Comandante de UPS afirma que viaturas não param na região oeste

O aumento das mortes violentas na região oeste de Cascavel reacende a discussão sobre uma possível migração da criminalidade no município.

Em 2018, justamente para enfrentar e reduzir as elevadas estatísticas policiais, o Bairro Santa Cruz recebeu uma UPS (Unidade Paraná Seguro), mas neste ano de 2020, em específico, os crimes contra a vida aumentaram substancialmente naquele entorno. Cascavel tem neste momento 7 homicídios, um feminícidio e duas mortes em confronto com a polícia, totalizando 10 mortes violentas. No mesmo período do ano passado eram apenas duas: um homicídio e um feminicídio.

O que chama atenção nos dados atuais é que a região do Bairro Santa Cruz concentra ao menos quatro desses casos: são três homicídios e um feminicídio. Há ainda uma morte em investigação, de um corpo localizado no lago do Ecopark no mês de janeiro.

Na tarde desta quinta-feira (27) o presidente da Câmara de Vereadores de Cascavel, Alécio Espinola, foi à UPS em visita ao comandante da unidade, Elias Anastácio dos Santos, depois que informações começaram a circular pela cidade que as viaturas estavam paradas por falta de combustível, condição negada por Anastácio.

O sargento disse ainda que uma das viaturas da base circula 24 horas por dia e outra em períodos específicos, por pelo menos 12 horas/dia. A estrutura conta hoje com 15 policiais e um dos compromissos do representante do legislativo foi o do envio de um Requerimento ao Estado pedindo reforço no envio. A UPS atende a seis bairros e seus respectivos conjuntos habitacionais. “Combustível hoje não é a preocupação como no passado, é o suficiente, as viaturas poderiam melhorar?
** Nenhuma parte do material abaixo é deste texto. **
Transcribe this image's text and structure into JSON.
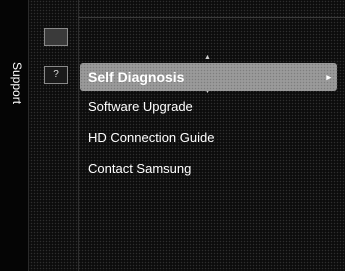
{
  "sidebar": {
    "label": "Support"
  },
  "icons": {
    "top": "picture-icon",
    "selected": "question-icon",
    "selected_text": "?"
  },
  "menu": {
    "items": [
      {
        "label": "Self Diagnosis",
        "selected": true,
        "has_submenu": true
      },
      {
        "label": "Software Upgrade"
      },
      {
        "label": "HD Connection Guide"
      },
      {
        "label": "Contact Samsung"
      }
    ],
    "chevron": "▸",
    "up_arrow": "▲",
    "down_arrow": "▼"
  }
}
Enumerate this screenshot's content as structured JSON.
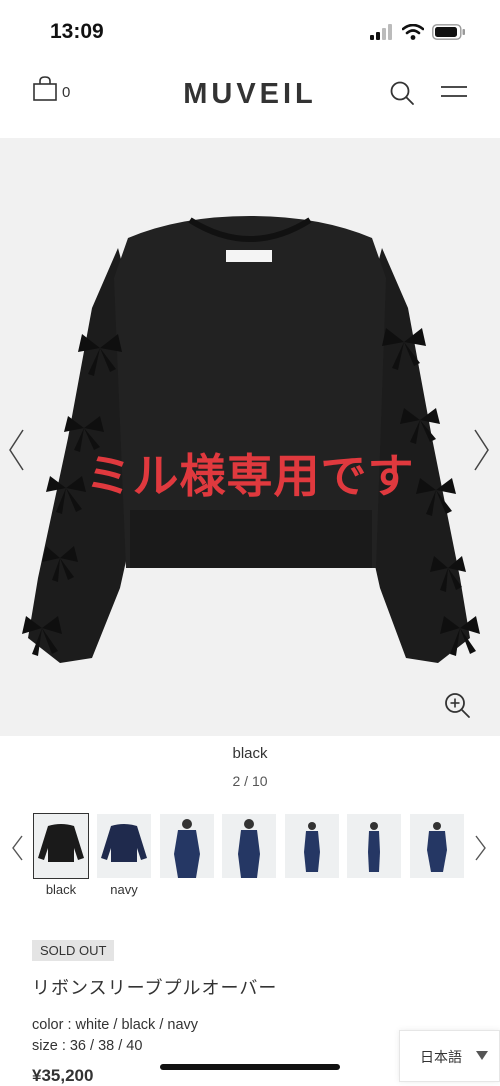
{
  "status": {
    "time": "13:09"
  },
  "header": {
    "logo": "MUVEIL",
    "cart_count": "0"
  },
  "hero": {
    "watermark": "ミル様専用です"
  },
  "product": {
    "selected_color": "black",
    "image_counter": "2 / 10",
    "thumbnails": [
      {
        "label": "black",
        "selected": true
      },
      {
        "label": "navy",
        "selected": false
      },
      {
        "label": "",
        "selected": false
      },
      {
        "label": "",
        "selected": false
      },
      {
        "label": "",
        "selected": false
      },
      {
        "label": "",
        "selected": false
      },
      {
        "label": "",
        "selected": false
      }
    ],
    "status_badge": "SOLD OUT",
    "title": "リボンスリーブプルオーバー",
    "color_line": "color : white / black / navy",
    "size_line": "size : 36 / 38 / 40",
    "price": "¥35,200"
  },
  "language": {
    "current": "日本語"
  },
  "icons": [
    "signal-icon",
    "wifi-icon",
    "battery-icon",
    "shopping-bag-icon",
    "search-icon",
    "menu-icon",
    "chevron-left-icon",
    "chevron-right-icon",
    "zoom-in-icon",
    "caret-down-icon"
  ]
}
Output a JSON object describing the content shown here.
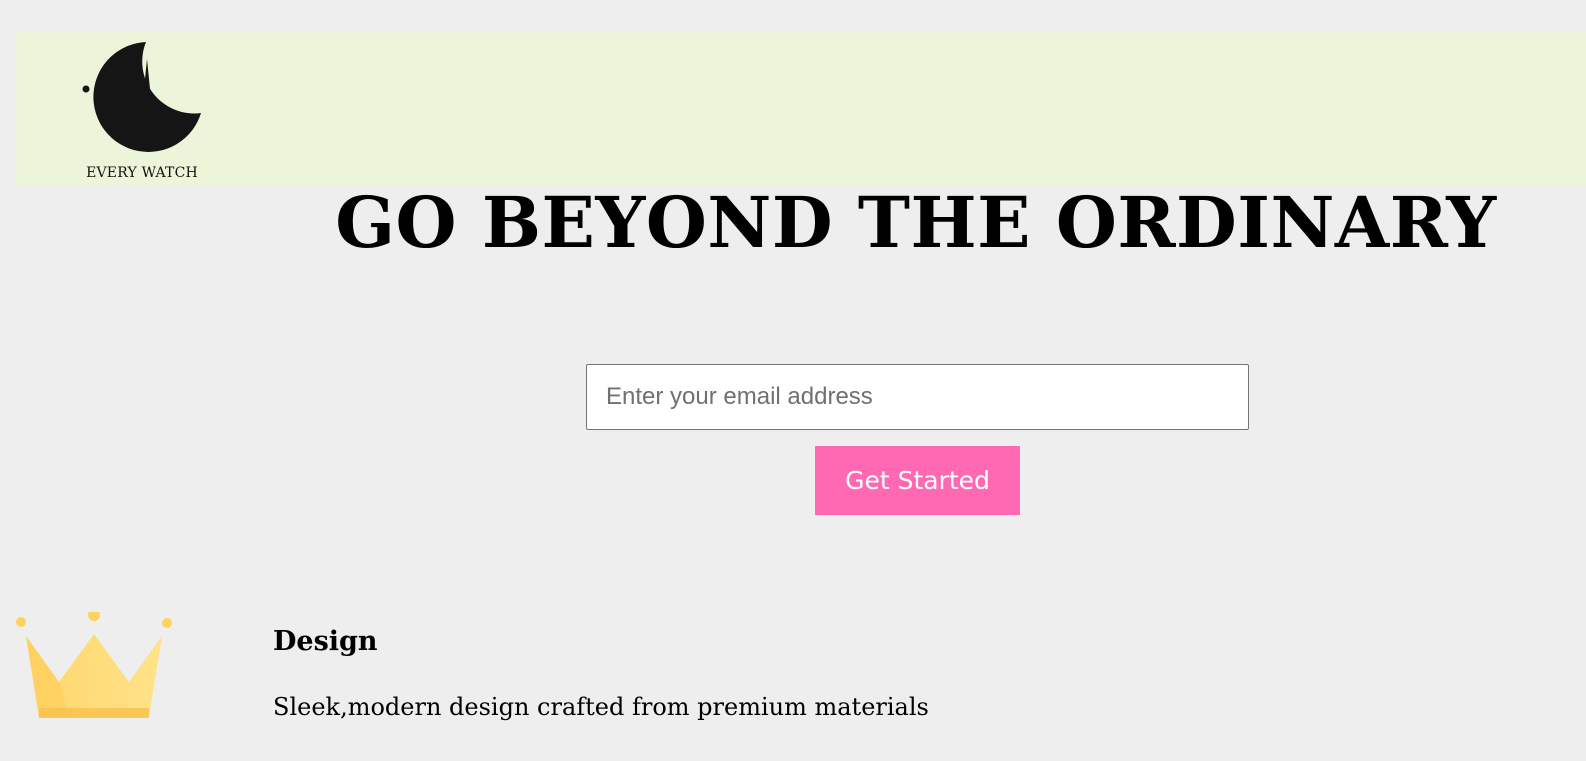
{
  "header": {
    "logo": {
      "icon": "clock-crescent-icon",
      "text": "EVERY WATCH"
    }
  },
  "hero": {
    "title": "GO BEYOND THE ORDINARY",
    "email_placeholder": "Enter your email address",
    "email_value": "",
    "cta_label": "Get Started"
  },
  "features": [
    {
      "icon": "crown-icon",
      "title": "Design",
      "description": "Sleek,modern design crafted from premium materials"
    }
  ],
  "colors": {
    "background": "#eeeeee",
    "header_bg": "#ecf5d9",
    "accent": "#ff69b4",
    "crown": "#ffd66b"
  }
}
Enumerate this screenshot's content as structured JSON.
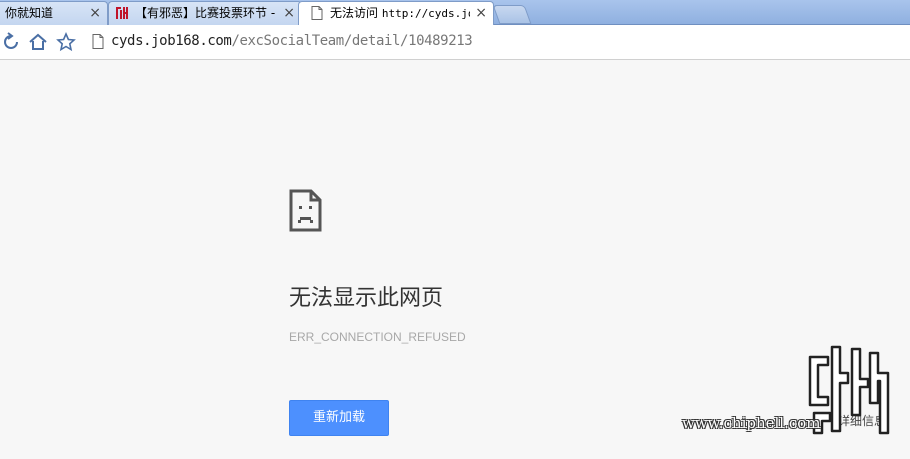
{
  "tabs": [
    {
      "title": "你就知道",
      "icon": "none"
    },
    {
      "title": "【有邪恶】比赛投票环节 -",
      "icon": "chiphell-icon"
    },
    {
      "title_prefix": "无法访问 ",
      "title_url": "http://cyds.jo",
      "icon": "page-icon",
      "active": true
    }
  ],
  "toolbar": {
    "url_host": "cyds.job168.com",
    "url_path": "/excSocialTeam/detail/10489213"
  },
  "error": {
    "title": "无法显示此网页",
    "code": "ERR_CONNECTION_REFUSED",
    "reload_label": "重新加载",
    "details_label": "详细信息"
  },
  "watermark": {
    "site": "www.chiphell.com"
  },
  "colors": {
    "tab_strip": "#a9c4ec",
    "page_background": "#f7f7f7",
    "button_blue": "#4d90fe",
    "logo_red": "#c0142a"
  }
}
Poderiam, Mas é o que tem”, completou o sargento ao lembrar que, além dos veículos da base, há ainda o patrulhamento feito pelo Choque, pela Rotam, pela Rocan e pela Cavalaria.

“O policial na rua traz a sensação de segurança”, reconhece.
Outra questão pontuada foi que, o crime contra a vida é difícil de ser evitado. “Então tem como tirar os meios da pessoa cometer o crime, mas não tira a vontade, se ela tem a intenção de matar (...) o policiamento ostensivo resolve só que um número de ocorrências menores demanda muito tempo, duas até quatro horas, então é o tempo que o policial e a viatura ficam lá [sem poder realizar patrulhamento]”, completou.
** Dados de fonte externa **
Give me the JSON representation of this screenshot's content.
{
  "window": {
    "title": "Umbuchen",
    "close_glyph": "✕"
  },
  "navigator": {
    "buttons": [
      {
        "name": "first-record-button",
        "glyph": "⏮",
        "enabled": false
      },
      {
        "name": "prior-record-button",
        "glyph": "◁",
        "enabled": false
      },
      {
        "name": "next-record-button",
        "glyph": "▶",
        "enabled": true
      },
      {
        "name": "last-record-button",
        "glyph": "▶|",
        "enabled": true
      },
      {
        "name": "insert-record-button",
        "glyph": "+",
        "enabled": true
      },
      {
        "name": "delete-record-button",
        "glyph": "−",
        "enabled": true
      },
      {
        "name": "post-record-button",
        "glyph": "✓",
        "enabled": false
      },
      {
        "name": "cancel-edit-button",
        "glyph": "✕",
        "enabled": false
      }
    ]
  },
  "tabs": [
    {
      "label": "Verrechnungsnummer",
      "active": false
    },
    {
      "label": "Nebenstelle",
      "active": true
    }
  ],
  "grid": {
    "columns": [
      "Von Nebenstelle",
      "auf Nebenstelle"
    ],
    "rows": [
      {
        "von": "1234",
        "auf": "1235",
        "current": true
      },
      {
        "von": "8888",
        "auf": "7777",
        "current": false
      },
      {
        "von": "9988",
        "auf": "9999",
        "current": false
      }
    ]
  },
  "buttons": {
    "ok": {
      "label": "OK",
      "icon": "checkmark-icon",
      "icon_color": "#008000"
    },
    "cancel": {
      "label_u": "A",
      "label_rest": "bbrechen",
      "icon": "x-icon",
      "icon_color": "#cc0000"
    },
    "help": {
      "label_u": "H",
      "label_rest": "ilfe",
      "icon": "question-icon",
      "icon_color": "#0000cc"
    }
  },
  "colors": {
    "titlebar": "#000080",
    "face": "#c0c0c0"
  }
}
As mortes na região do Santa Cruz
O primeiro homicídio do ano no Santa Cruz dói em 7 de janeiro quando um homem foi encontrado morto, a golpes de faca, na rua Tupinambas. Um dia depois foi a vez de um corpo ser localizado no lago do Ecopark, mas ainda não se sabe se a morte foi por homicídio. Ela segue em investigação.
No dia 18 de janeiro, uma briga entre irmãos resultou com os dois esfaqueados, um deles não resistiu e morreu no local.

No dia 28 de janeiro foi registrado o primeiro feminicídio do ano na cidade, uma mulher foi morta pelo companheiro em casa, em plena luz do dia.
O último caso foi registrado no início da noite desta quarta-feira (26) quando um homem foi morto com um tiro na cabeça.